In Genf stehen die Parteien vor dem zweiten Wahlgang für die Regierung am nächsten Sonntag unter Hochspannung. Bei den diesjährigen Genfer Wahlen mischt vor allem eine Kandidatur die Karten neu: jene von Pierre Maudet, dem früheren Staatsrat und Bundesratskandidaten.
Er eroberte mit seiner neuen Bewegung «Libertés et Justice sociale» auf Anhieb zehn Sitze im 100-köpfigen Genfer Grossen Rat. Und landete im ersten Wahlgang auf dem sechsten Platz. Wer wählt den wegen Vorteilsannahme verurteilten Pierre Maudet weiterhin?
Nicht am Rand, sondern mitten im Saal
Pierre Maudet steht am Eingang und begrüsst seine Anhänger. Über 600 sind gekommen letzten Donnerstagabend, zur Wahlfeier. Der Saal ist in Disco-Licht getaucht, Partymusik berieselt die Gäste.
Maudet steht nicht auf der Bühne, sondern mitten im Saal. Hier schwört er die Gäste auf den zweiten Wahlgang am Sonntag ein – es sei erst die Hälfte des Weges geschafft.

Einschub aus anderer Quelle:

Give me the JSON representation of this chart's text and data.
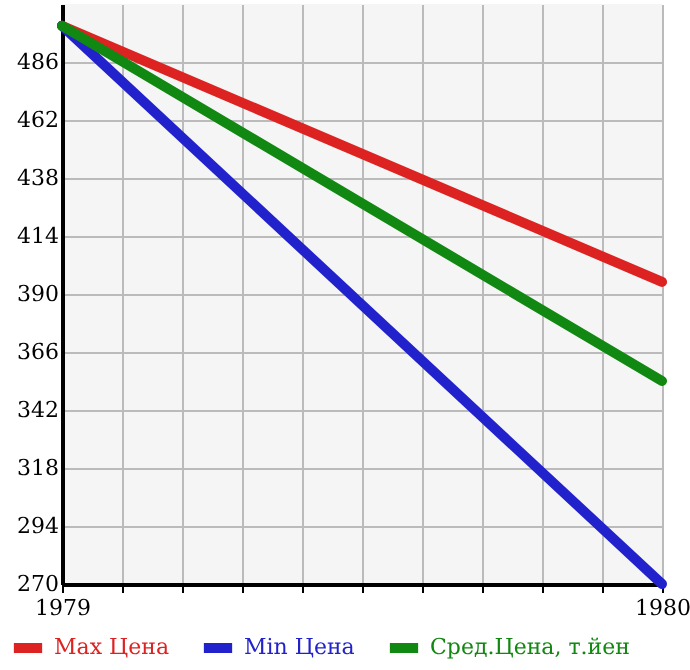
{
  "chart_data": {
    "type": "line",
    "x": [
      1979,
      1980
    ],
    "series": [
      {
        "name": "Max Цена",
        "color": "#dd2222",
        "values": [
          501,
          395
        ]
      },
      {
        "name": "Min Цена",
        "color": "#2222cc",
        "values": [
          501,
          270
        ]
      },
      {
        "name": "Сред.Цена, т.йен",
        "color": "#118811",
        "values": [
          501,
          354
        ]
      }
    ],
    "xlim": [
      1979,
      1980
    ],
    "xticks": [
      1979,
      {
        "value": 1979.1,
        "label": null
      },
      {
        "value": 1979.2,
        "label": null
      },
      {
        "value": 1979.3,
        "label": null
      },
      {
        "value": 1979.4,
        "label": null
      },
      {
        "value": 1979.5,
        "label": null
      },
      {
        "value": 1979.6,
        "label": null
      },
      {
        "value": 1979.7,
        "label": null
      },
      {
        "value": 1979.8,
        "label": null
      },
      {
        "value": 1979.9,
        "label": null
      },
      1980
    ],
    "ylim": [
      270,
      510
    ],
    "yticks": [
      270,
      294,
      318,
      342,
      366,
      390,
      414,
      438,
      462,
      486
    ],
    "grid": true,
    "legend": "bottom",
    "marker": "none",
    "line_style": "solid"
  }
}
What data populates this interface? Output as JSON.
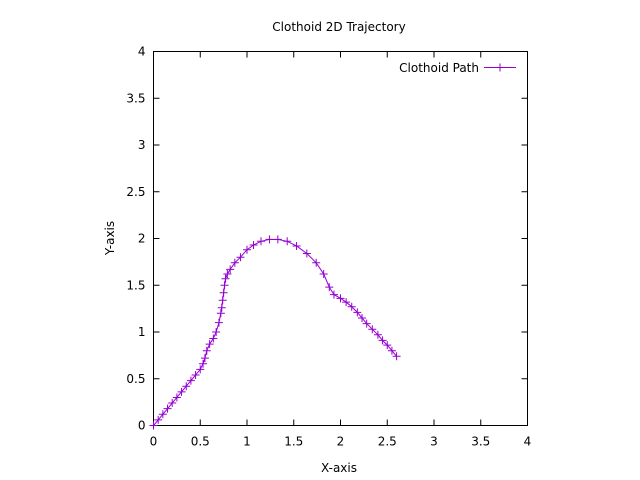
{
  "chart_data": {
    "type": "line",
    "title": "Clothoid 2D Trajectory",
    "xlabel": "X-axis",
    "ylabel": "Y-axis",
    "xlim": [
      0,
      4
    ],
    "ylim": [
      0,
      4
    ],
    "xticks": [
      "0",
      "0.5",
      "1",
      "1.5",
      "2",
      "2.5",
      "3",
      "3.5",
      "4"
    ],
    "yticks": [
      "0",
      "0.5",
      "1",
      "1.5",
      "2",
      "2.5",
      "3",
      "3.5",
      "4"
    ],
    "grid": false,
    "legend_position": "top-right",
    "series": [
      {
        "name": "Clothoid Path",
        "color": "#9400d3",
        "marker": "plus",
        "x": [
          0.0,
          0.05,
          0.1,
          0.15,
          0.2,
          0.25,
          0.3,
          0.35,
          0.4,
          0.45,
          0.5,
          0.53,
          0.55,
          0.57,
          0.6,
          0.64,
          0.67,
          0.7,
          0.72,
          0.73,
          0.74,
          0.75,
          0.76,
          0.77,
          0.79,
          0.82,
          0.87,
          0.93,
          1.0,
          1.07,
          1.15,
          1.24,
          1.33,
          1.43,
          1.53,
          1.64,
          1.74,
          1.82,
          1.88,
          1.93,
          2.0,
          2.06,
          2.12,
          2.18,
          2.23,
          2.28,
          2.34,
          2.4,
          2.45,
          2.5,
          2.55,
          2.6
        ],
        "y": [
          0.0,
          0.06,
          0.12,
          0.18,
          0.24,
          0.3,
          0.36,
          0.42,
          0.48,
          0.54,
          0.6,
          0.66,
          0.72,
          0.8,
          0.87,
          0.93,
          1.0,
          1.1,
          1.2,
          1.26,
          1.34,
          1.42,
          1.5,
          1.57,
          1.62,
          1.67,
          1.74,
          1.8,
          1.88,
          1.93,
          1.97,
          1.99,
          1.99,
          1.97,
          1.92,
          1.84,
          1.74,
          1.62,
          1.48,
          1.4,
          1.36,
          1.32,
          1.27,
          1.21,
          1.15,
          1.09,
          1.03,
          0.97,
          0.91,
          0.86,
          0.8,
          0.74
        ]
      }
    ]
  }
}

31'315 Genferinnen und Genfer haben Maudet im ersten Wahlgang ihre Stimme gegeben. Trotz der Verurteilung wegen Vorteilsannahme nach der Reise nach Abu Dhabi. Einer von ihnen ist Jacques Hämmerli. Er war früher bei den Freisinnigen, bevor diese mit den Liberalen zur heutigen FDP fusioniert wurden. Jetzt vertrete Maudet den alten Freisinn, sagt er. Und: Er habe Maudet verziehen, so der 79-Jährige.
Vanessa da Rocha ist jünger. Aber auch sie gibt Maudet eine zweite Chance. In der Politik könne man sich auch wieder aufrappeln. Und mit seiner neuen Bewegung vertrete Maudet das Volk.
Zu Scherzen aufgelegt
Maudet unternimmt in seiner Rede alles, dass «Libertés et Justice sociale» als Bewegung gesehen wird, nicht als One-Man-Show. Und er macht Witze: Über Winzer, die «pots-de-vin» geliefert hätten. Das heisst wortwörtlich auf Deutsch übersetzt eine Karaffe Wein, bedeutet aber Schmiergeld. Eine Anspielung auf die Reise nach Abu Dhabi.
Neun Männer und eine Frau wurden für die Bewegung ins Kantonsparlament gewählt. Einer davon ist Laurent Seydoux. Er war früher Mitgründer der Grünliberalen in Genf. Diese verliess er aber für die neue Bewegung. Weil er von Maudets Qualitäten, von dessen «Leadership», überzeugt ist. In sechs Monaten so eine Bewegung stemmen, das könne nur Maudet.
Die Konkurrenz schläft nicht
Ob es indes im zweiten Wahlgang für den Wiedereinzug in die Regierung reicht, ist offen. Denn die Konkurrenz hat sich neu formiert: Schon vor den Wahlen haben sich die SP und die Grünen zusammengeschlossen. Nach dem ersten Wahlgang sind nun auch die Mitte-Partei, die FDP, die SVP und das «Mouvement Citoyens Genevois» MCG einen Schulterschluss eingegangen.
Eigentlich machen die Allianzen links und rechts Maudet einen Strich durch die Rechnung. Vor allem rechts zeigen sich aber Risse. Nicht alle sind einverstanden mit dem bürgerlichen Schulterschluss. Auch von einem Wirtschaftsverband wird Maudet nach wie vor unterstützt.
Dass Maudet dennoch Chancen hat, das zeigt sich gut bei Marie-Claire Messerli. Sie ist FDP-Mitglied, unterstützt aber Maudet. Obwohl dieser auch Fehler begangen habe, arrogant gewesen sei nach der verpassten Wahl in den Bundesrat. Heute gehe er auf die Bürgerinnen und Bürger zu, und das komme an.
Dass ihn so viele Menschen unterstützen nach der Affäre, das bedeutet Maudet viel: «Es ist eine Art Rehabilitierung: Man kann sich irren. Man wird bestraft. Und man erhält eine zweite Chance», sagt er nach dem Wahlanlass im Interview. Am Sonntag entscheidet sich, ob er diese zweite Chance wirklich erhält.